Notes on CL1: Prepping the data can be a big step. See the production of experimental.data for details. Need to make an adjustment for “n consensus files”, maybe not the current 4:6/9:11 being used for the testing. How many “intensity clusters” at mz points do we have? Now we’re accounting for two intensity clusters, but it’s possible we’d have three, four… TODO: Randomize the 4:1 experimental:theoretical choices. TODO: The flex arguments in the similarity score calculations are hard coded within the big ConfLevel1 function. Should we change that? TODO: I have a progress bar wrapped around the MS2 Sim Score function but this could be better. TODO: The med_sim_overall function is choosing some incorrect top choices. Going with the max sim score has fewer wrong choices, but still a decent amount. TODO: Not so much for CL1, but in the later levels we might want to include the original theoretical data in the output columns. There’s poor matching going on and it’s difficult to see what is being matched. TODO: Have “clean = TRUE” argument to drop the nested dataframe altogether.


Confidence Level 2

Compounds that receive a confidence level of 2 are considered putatively annotated compounds; there are no available chemical reference standards, but they have good z, MS1 and MS2 spectral similarity with public/commercial spectral libraries. The current library used for confidence level 2 is Massbank of North America.

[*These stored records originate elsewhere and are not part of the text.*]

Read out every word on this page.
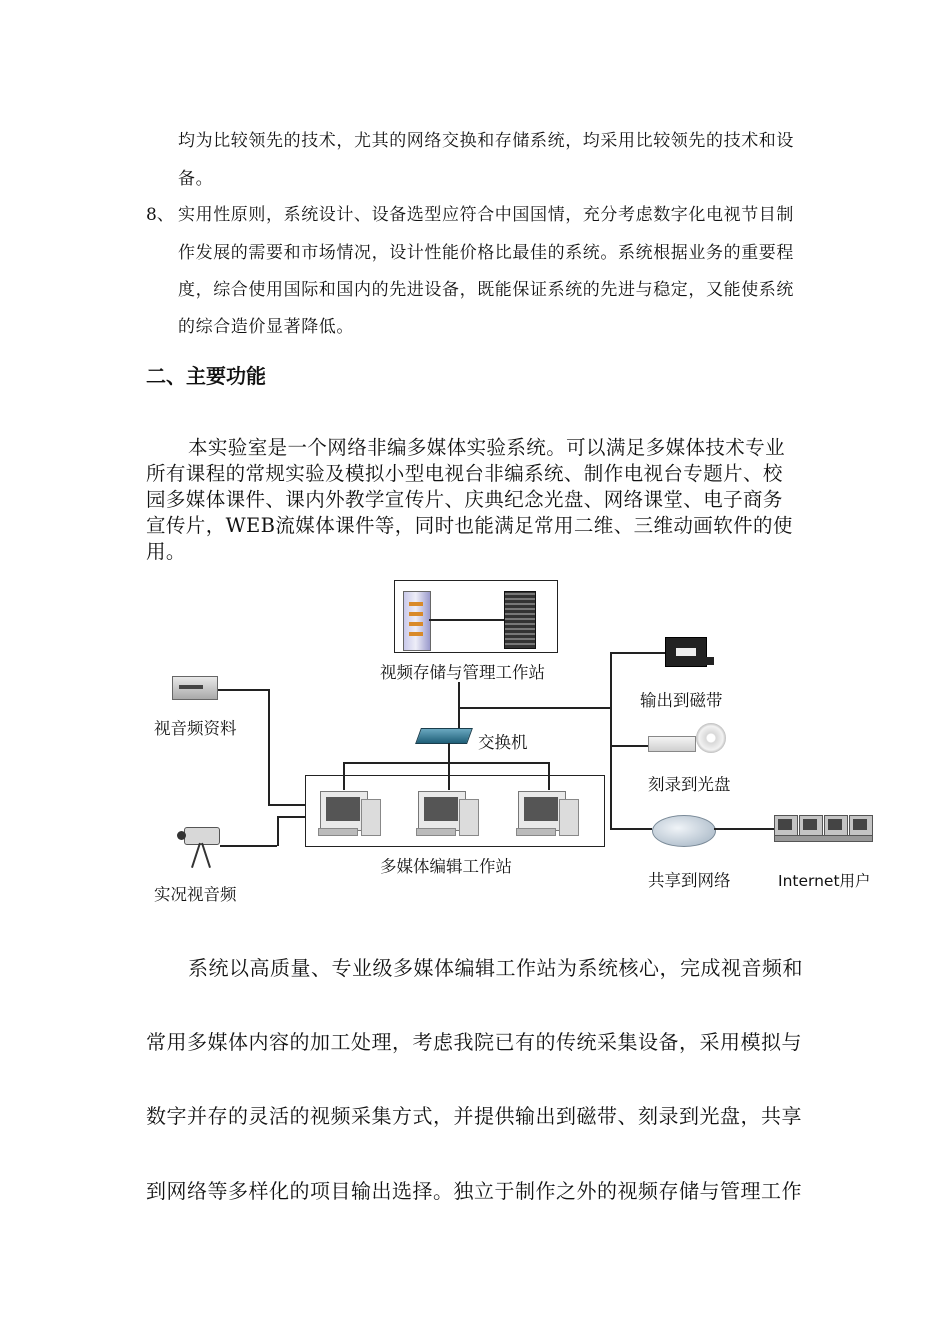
均为比较领先的技术，尤其的网络交换和存储系统，均采用比较领先的技术和设
备。
8、 实用性原则，系统设计、设备选型应符合中国国情，充分考虑数字化电视节目制
作发展的需要和市场情况，设计性能价格比最佳的系统。系统根据业务的重要程
度，综合使用国际和国内的先进设备，既能保证系统的先进与稳定，又能使系统
的综合造价显著降低。
二、主要功能
本实验室是一个网络非编多媒体实验系统。可以满足多媒体技术专业
所有课程的常规实验及模拟小型电视台非编系统、制作电视台专题片、校
园多媒体课件、课内外教学宣传片、庆典纪念光盘、网络课堂、电子商务
宣传片，WEB流媒体课件等，同时也能满足常用二维、三维动画软件的使
用。
视频存储与管理工作站
交换机
多媒体编辑工作站
视音频资料
实况视音频
输出到磁带
刻录到光盘
共享到网络	Internet用户
系统以高质量、专业级多媒体编辑工作站为系统核心，完成视音频和
常用多媒体内容的加工处理，考虑我院已有的传统采集设备，采用模拟与
数字并存的灵活的视频采集方式，并提供输出到磁带、刻录到光盘，共享
到网络等多样化的项目输出选择。独立于制作之外的视频存储与管理工作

The ready-to-compare MoNA spectra can be found on the shared Ingalls Lab Google Drive under Collaborative_Projects –> MARS_Project –> MoNA_RelationalSpreadsheets, but the public data can also be downloaded directly from the public website for the most recent version. They are downloaded in JSON form and so require transformation to csv for input to phobos. The original code to do this is located in the R folder of this repository, but please be aware that this code is not up to date with MoNA’s latest changes.

Tidy and setup

  • Make sure all inputs (experimental and theoretical) are in a standardized format.
  • The MoNA data requires hydrogen manipulation. See script for details.

Process

  • Apply comparison function to each row (each compound @ each voltage) of the experimental data frame.
  • Filter the potential matches on m/z by user-defined ppm error.
  • Match polarity and column.
  • Rowwise: MS1 (m/z) Similarity Score: exp(-0.5 * (((experimental value - theoretical value) / user-defined flexibility) ^ 2)) MS2 cosine similarity. If both sets of MS2 values are present, calculate the similarity using the 2015 MSDial paper similarity equations. Total Similarity Score, according to which other similarity scores are present, also taken from 2015 MSDial paper.

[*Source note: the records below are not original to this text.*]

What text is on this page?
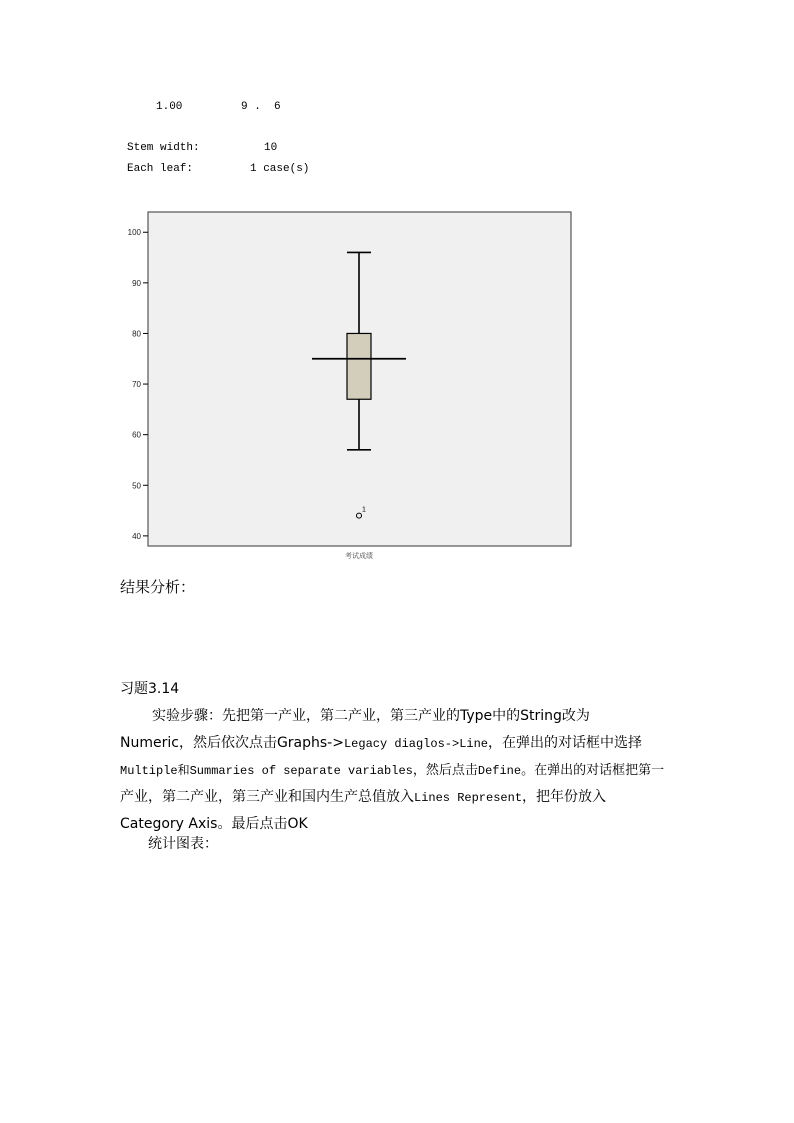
1.00	9 .  6
Stem width:	10
Each leaf:	1 case(s)
40
50
60
70
80
90
100
1
考试成绩
结果分析：
习题3.14
实验步骤：先把第一产业，第二产业，第三产业的Type中的String改为
Numeric，然后依次点击Graphs->Legacy diaglos->Line，在弹出的对话框中选择
Multiple和Summaries of separate variables，然后点击Define。在弹出的对话框把第一
产业，第二产业，第三产业和国内生产总值放入Lines Represent，把年份放入
Category Axis。最后点击OK
统计图表：
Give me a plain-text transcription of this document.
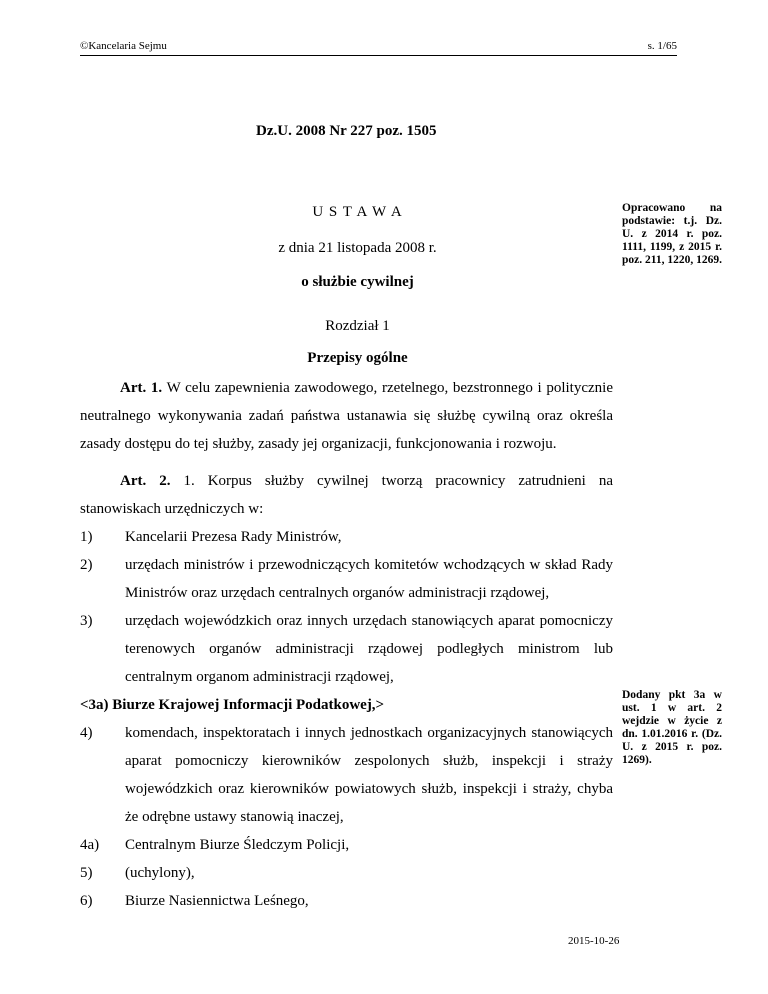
©Kancelaria Sejmu	s. 1/65
Dz.U. 2008 Nr 227 poz. 1505
U S T A W A
z dnia 21 listopada 2008 r.
o służbie cywilnej
Opracowano na podstawie: t.j. Dz. U. z 2014 r. poz. 1111, 1199, z 2015 r. poz. 211, 1220, 1269.
Rozdział 1
Przepisy ogólne

Art. 1. W celu zapewnienia zawodowego, rzetelnego, bezstronnego i politycznie neutralnego wykonywania zadań państwa ustanawia się służbę cywilną oraz określa zasady dostępu do tej służby, zasady jej organizacji, funkcjonowania i rozwoju.

Art. 2. 1. Korpus służby cywilnej tworzą pracownicy zatrudnieni na stanowiskach urzędniczych w:

1) Kancelarii Prezesa Rady Ministrów,
2) urzędach ministrów i przewodniczących komitetów wchodzących w skład Rady Ministrów oraz urzędach centralnych organów administracji rządowej,
3) urzędach wojewódzkich oraz innych urzędach stanowiących aparat pomocniczy terenowych organów administracji rządowej podległych ministrom lub centralnym organom administracji rządowej,

<3a) Biurze Krajowej Informacji Podatkowej,>

4) komendach, inspektoratach i innych jednostkach organizacyjnych stanowiących aparat pomocniczy kierowników zespolonych służb, inspekcji i straży wojewódzkich oraz kierowników powiatowych służb, inspekcji i straży, chyba że odrębne ustawy stanowią inaczej,
4a) Centralnym Biurze Śledczym Policji,
5) (uchylony),
6) Biurze Nasiennictwa Leśnego,
Dodany pkt 3a w ust. 1 w art. 2 wejdzie w życie z dn. 1.01.2016 r. (Dz. U. z 2015 r. poz. 1269).
2015-10-26
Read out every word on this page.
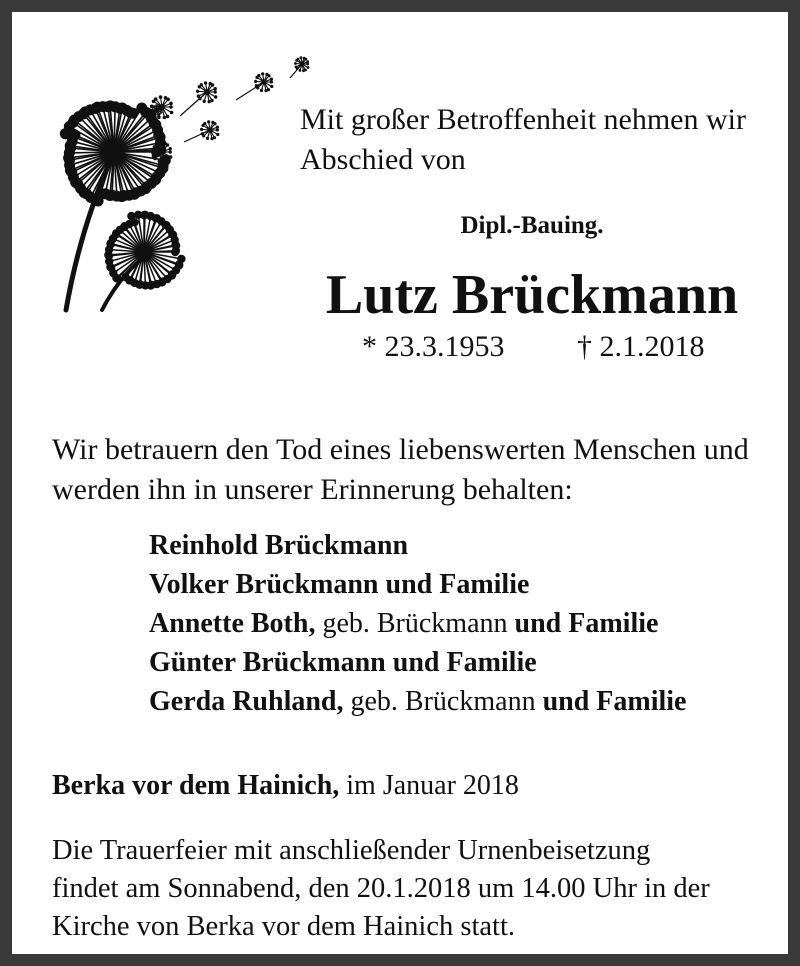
Mit großer Betroffenheit nehmen wir
Abschied von

Dipl.-Bauing.

Lutz Brückmann

* 23.3.1953 † 2.1.2018

Wir betrauern den Tod eines liebenswerten Menschen und
werden ihn in unserer Erinnerung behalten:

Reinhold Brückmann
Volker Brückmann und Familie
Annette Both, geb. Brückmann und Familie
Günter Brückmann und Familie
Gerda Ruhland, geb. Brückmann und Familie

Berka vor dem Hainich, im Januar 2018

Die Trauerfeier mit anschließender Urnenbeisetzung
findet am Sonnabend, den 20.1.2018 um 14.00 Uhr in der
Kirche von Berka vor dem Hainich statt.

Notes on CL2: Voltage needs to be considered since MoNA doesn’t always match with the voltages we use, but the columns are still included in the download and associated data. Filters should be adjusted for this level; too small no good matches are made, too big and the process takes a very long time (around 40 minutes). TODO: The MoNA spreadsheets are still in the original KRH download, located in the example_data folder. The formatting code no longer works, so that part will need to be rewritten. TODO: The total similarity score needs to be more flexible depending on what is present/absent. Messy right now.


Confidence Level 3

Compounds that receive a confidence level of 3 are also considered putatively annotated, but based on fewer restrictions. phobos defines confidence level 3 as a good MS1 and z match from MoNA or KEGG.

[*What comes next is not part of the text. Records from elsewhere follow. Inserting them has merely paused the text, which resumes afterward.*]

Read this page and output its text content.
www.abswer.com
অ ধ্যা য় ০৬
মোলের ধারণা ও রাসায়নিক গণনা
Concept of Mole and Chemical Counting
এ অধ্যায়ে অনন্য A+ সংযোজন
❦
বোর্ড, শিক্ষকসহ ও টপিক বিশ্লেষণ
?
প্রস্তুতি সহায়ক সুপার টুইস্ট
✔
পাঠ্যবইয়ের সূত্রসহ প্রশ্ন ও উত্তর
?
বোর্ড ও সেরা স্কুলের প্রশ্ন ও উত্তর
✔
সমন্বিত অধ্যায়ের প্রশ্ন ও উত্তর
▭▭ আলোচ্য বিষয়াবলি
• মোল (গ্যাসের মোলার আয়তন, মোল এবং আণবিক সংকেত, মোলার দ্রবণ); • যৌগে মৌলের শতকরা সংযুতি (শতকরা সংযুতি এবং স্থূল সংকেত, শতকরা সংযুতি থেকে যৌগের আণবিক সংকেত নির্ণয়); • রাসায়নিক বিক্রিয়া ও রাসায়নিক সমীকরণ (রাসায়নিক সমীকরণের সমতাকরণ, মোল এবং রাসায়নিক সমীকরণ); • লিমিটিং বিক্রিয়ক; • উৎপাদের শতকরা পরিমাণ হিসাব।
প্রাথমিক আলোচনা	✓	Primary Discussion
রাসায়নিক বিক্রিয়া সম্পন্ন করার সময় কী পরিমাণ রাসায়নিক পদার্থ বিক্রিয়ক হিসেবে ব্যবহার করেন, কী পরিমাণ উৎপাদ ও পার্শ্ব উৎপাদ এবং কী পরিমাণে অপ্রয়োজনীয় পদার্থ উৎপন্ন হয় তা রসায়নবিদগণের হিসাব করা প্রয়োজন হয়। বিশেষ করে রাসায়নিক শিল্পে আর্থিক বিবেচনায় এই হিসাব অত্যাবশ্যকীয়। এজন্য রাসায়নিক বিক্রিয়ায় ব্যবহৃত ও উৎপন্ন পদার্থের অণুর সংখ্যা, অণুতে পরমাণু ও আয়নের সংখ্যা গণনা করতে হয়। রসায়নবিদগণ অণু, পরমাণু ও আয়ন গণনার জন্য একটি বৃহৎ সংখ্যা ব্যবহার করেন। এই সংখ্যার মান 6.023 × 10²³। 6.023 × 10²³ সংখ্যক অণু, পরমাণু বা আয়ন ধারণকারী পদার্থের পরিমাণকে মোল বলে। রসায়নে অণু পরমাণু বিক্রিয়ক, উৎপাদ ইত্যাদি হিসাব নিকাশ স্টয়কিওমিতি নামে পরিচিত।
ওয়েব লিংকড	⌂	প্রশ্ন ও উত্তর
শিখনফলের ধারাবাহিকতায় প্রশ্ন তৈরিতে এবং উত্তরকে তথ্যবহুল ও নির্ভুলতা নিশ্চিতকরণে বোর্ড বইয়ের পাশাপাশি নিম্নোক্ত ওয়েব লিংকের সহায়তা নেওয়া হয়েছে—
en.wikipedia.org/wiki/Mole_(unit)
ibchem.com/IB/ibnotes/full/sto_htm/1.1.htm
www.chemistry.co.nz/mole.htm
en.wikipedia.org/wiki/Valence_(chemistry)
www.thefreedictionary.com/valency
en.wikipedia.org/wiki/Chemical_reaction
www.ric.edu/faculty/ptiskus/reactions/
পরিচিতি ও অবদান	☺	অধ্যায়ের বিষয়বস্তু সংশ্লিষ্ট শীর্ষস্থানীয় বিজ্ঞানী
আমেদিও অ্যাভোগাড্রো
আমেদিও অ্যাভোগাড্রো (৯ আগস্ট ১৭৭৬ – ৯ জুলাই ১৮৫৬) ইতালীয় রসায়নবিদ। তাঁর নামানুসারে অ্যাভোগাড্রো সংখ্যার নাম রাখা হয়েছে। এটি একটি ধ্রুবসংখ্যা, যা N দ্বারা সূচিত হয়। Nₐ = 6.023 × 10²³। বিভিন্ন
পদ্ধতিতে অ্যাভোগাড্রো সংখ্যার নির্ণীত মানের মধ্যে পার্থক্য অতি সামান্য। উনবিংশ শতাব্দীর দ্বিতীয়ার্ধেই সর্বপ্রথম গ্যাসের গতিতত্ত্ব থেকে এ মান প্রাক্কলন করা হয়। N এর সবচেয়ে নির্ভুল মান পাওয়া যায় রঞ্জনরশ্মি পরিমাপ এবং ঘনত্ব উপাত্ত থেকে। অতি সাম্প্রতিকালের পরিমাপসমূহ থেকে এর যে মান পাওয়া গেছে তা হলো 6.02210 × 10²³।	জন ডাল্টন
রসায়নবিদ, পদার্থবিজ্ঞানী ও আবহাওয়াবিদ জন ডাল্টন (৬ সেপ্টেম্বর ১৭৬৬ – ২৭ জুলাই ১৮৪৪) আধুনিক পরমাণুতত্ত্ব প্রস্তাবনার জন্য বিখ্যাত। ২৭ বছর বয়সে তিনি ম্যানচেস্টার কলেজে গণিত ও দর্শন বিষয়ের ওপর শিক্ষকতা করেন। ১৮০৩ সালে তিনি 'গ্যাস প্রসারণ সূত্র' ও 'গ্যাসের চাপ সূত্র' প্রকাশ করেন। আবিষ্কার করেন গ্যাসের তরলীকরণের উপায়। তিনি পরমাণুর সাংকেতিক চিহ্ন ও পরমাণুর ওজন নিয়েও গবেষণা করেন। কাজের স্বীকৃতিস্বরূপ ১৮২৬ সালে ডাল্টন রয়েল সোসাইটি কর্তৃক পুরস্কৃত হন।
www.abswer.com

As with MoNA, the KEGG data can found on the shared Ingalls Lab Google Drive under Collaborative_Projects –> MARS_Project –> KEGG. The public data is also available on the KEGG website, but requires a subscription. Additionally, the KEGG script for managing the download is out of date with KEGG’s new subscription process.

Notes on Confidence Level 3: Still adjusting the mass in MoNA to account for hydrogen. Should probably make the cutoffs even more flexible here. TODO: Progress bar needs to be added now that there is no MS2 similarity function.


Confidence Level 4

Confidence level 4 is everything else!